Dans la même région, 2.200 hectares appartenant à une entreprise locale en faillite ont été transférés à la firme chinoise Tian Ye Plastik. L’année suivante, 1.800 hectares supplémentaires ont été saisis auprès d’agriculteurs.
Accablé par sa dette vis-à-vis de la Chine, l’Ouzbékistan cède
Ce grand jeu d’échecs géoéconomique trouve son origine dans une simple équation : Pékin détient désormais 3,8 milliards de dollars de la dette publique ouzbèke. Dans ce contexte, chaque hectare semble peser moins qu’un centime. « L’Ouzbékistan ouvre grand les bras à la Chine, faute de pouvoir rembourser ses dettes », expliquait Narghiza Muratalieva dans un entretien à Ozodlik.

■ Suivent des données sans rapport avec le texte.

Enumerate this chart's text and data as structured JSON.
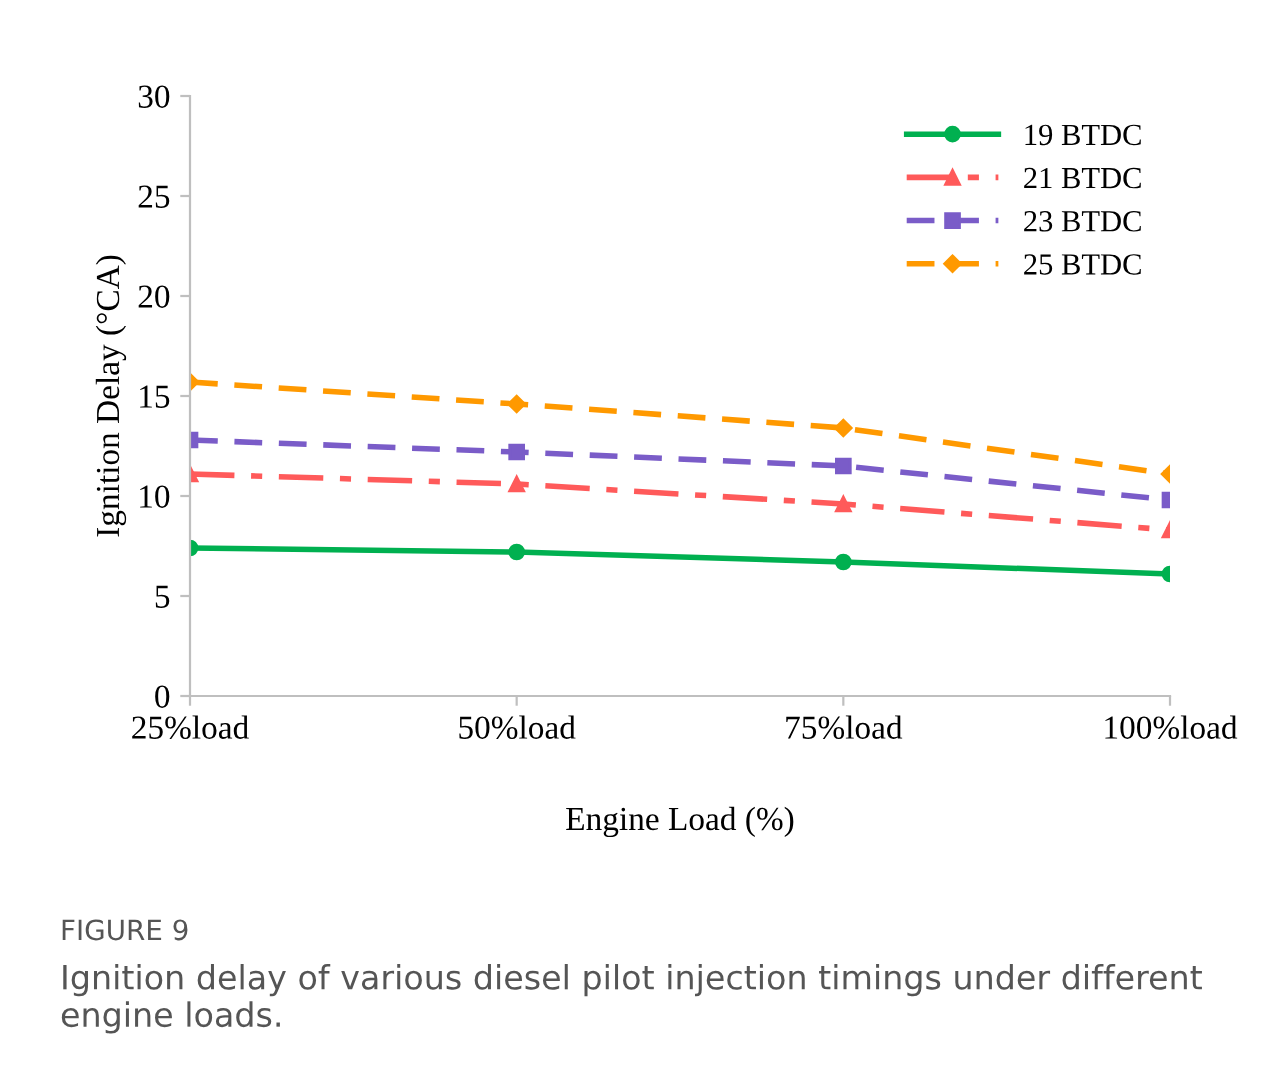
{
  "chart_data": {
    "type": "line",
    "xlabel": "Engine Load (%)",
    "ylabel": "Ignition Delay (°CA)",
    "categories": [
      "25%load",
      "50%load",
      "75%load",
      "100%load"
    ],
    "series": [
      {
        "name": "19 BTDC",
        "color": "#00b050",
        "values": [
          7.4,
          7.2,
          6.7,
          6.1
        ],
        "marker": "circle",
        "line_style": "solid"
      },
      {
        "name": "21 BTDC",
        "color": "#ff5a5a",
        "values": [
          11.1,
          10.6,
          9.6,
          8.3
        ],
        "marker": "triangle",
        "line_style": "dashdot"
      },
      {
        "name": "23 BTDC",
        "color": "#7a5cc8",
        "values": [
          12.8,
          12.2,
          11.5,
          9.8
        ],
        "marker": "square",
        "line_style": "dashed"
      },
      {
        "name": "25 BTDC",
        "color": "#ff9900",
        "values": [
          15.7,
          14.6,
          13.4,
          11.1
        ],
        "marker": "diamond",
        "line_style": "dashed"
      }
    ],
    "ylim": [
      0,
      30
    ],
    "yticks": [
      0,
      5,
      10,
      15,
      20,
      25,
      30
    ],
    "grid": false,
    "legend": "top right",
    "annotations": [
      "FIGURE 9",
      "Ignition delay of various diesel pilot injection timings under different engine loads."
    ]
  }
}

Officiellement, la Chine est désormais le premier partenaire commercial du pays. En 2024, le volume des échanges a atteint 12,5 milliards de dollars, dépassant de loin les relations commerciales avec la Russie. Mais à quel prix ? Des fermiers dénoncent des pratiques opaques, des transferts sans jugement, des ordres donnés à l’oral et l’intervention directe de la police et de la Garde nationale pour mater toute opposition. « Ils ont arrêté ma femme et moi parce que je refusais de céder ma terre. Plus personne n’ose parler », confie un agriculteur anciennement installé à Kourgan-Tepa à Ozodlik.
Des agriculteurs remplacés par des saisonniers mieux payés, mais pour combien de temps ?
À première vue, les sociétés chinoises offrent de meilleurs salaires : entre 5 et 8 millions de soums, soit jusqu’à 620 euros. Mais cette apparente générosité ne saurait masquer la réalité : les habitants ne sont plus propriétaires de leur outil de travail. Dans la région désertique de Kachkadaria, plus de 20 000 hectares ont été remis à l’entreprise JENGU. Cette dernière cultive du coton grâce à des systèmes de goutte-à-goutte sophistiqués, là où les agriculteurs locaux n’avaient ni technologie ni capitaux.
Des analystes locaux s’inquiètent également de l’usage massif de pesticides et de produits chimiques non identifiés. Un fermier d’Andijan confiait : « Les Chinois veulent cultiver du poivron sur nos terres. Ils utilisent des produits que nous ne connaissons même pas. Bientôt, ils auront tout pris, comme ils l’ont fait avec les Ouïghours au Xinjiang ».
Ouzbékistan : pion ou partenaire dans la stratégie chinoise ?
Derrière l’étiquette d’aide au développement, la stratégie chinoise ressemble de plus en plus à un piège à dette. Et l’Ouzbékistan ne fait pas exception. La politologue Narghiza Umarova rappelle : « Le cas du Tadjikistan, qui a cédé plus de 1.158 km² à la Chine, doit alerter ».
Le plus troublant ? Ce processus s’est déroulé sans qu’aucun document officiel ne soit montré aux fermiers. Aucun décret présidentiel n’a été publié. Aucune audience n’a été convoquée. Tout repose sur un mystérieux ordre oral du maire de région, Shukhrat Abdurakhmanov.